For those of you who didn’t see it in the mainstream news cycle, the Ehang flying car stole the show. Yes, the company that Kickstarted its way to the fairly pathetic Ghost had the most impressive presence in the drone area.
Phantom, Bepop, and Inspire clones for days. There were literally hundreds of these on display. It’s not clear if the drone industry has converged on several basic designs because they are best, similar to the auto industry, or, more likely, fast following is winning over true innovation.The Yuneec H920 integrated with a Pansonic GH4. This is the first time I’ve seen one in real life and it seems far too large to be practical. I would far rather lug around Inspire, assuming the X5 RAW matches the GH4 quality, for professional aerial video capture.
The new collision avoiding Yuneec Typhoon H. This hex feels much, much higher quality than the Typhoon 4K (my Typhoon 4K fell out of the sky, likely due to an ESU failure within 5 minutes of pulling it out of the box), but still shares the same chintzy gimbal. Yuneec has made some huge strides with this product.
Black Inspire 1 Pro with X5R looks mean.
Gimbaled FLIR Vue for Inspire enables easy aerial thermal imaging.

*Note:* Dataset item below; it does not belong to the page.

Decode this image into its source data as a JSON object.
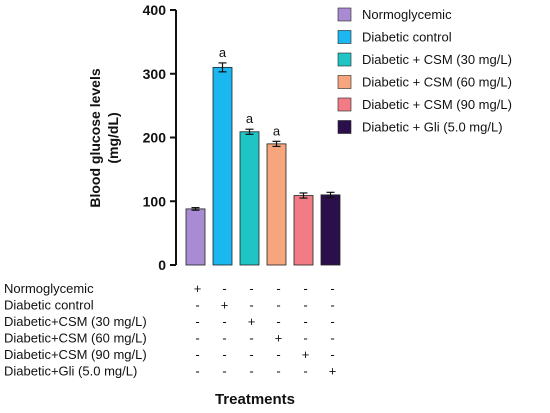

6 months after release, Xiro has already revved the Xplorer. Xplorer 2 appears to have a spinning LIDAR collision avoidance system. The fit and finish is great and they upgraded to an integrated 4K camera. I have an original Xplorer and was generally impressed with the performance until the cheap battery latch failed on my third flight and I was permanently grounded due to a $0.10 part failing.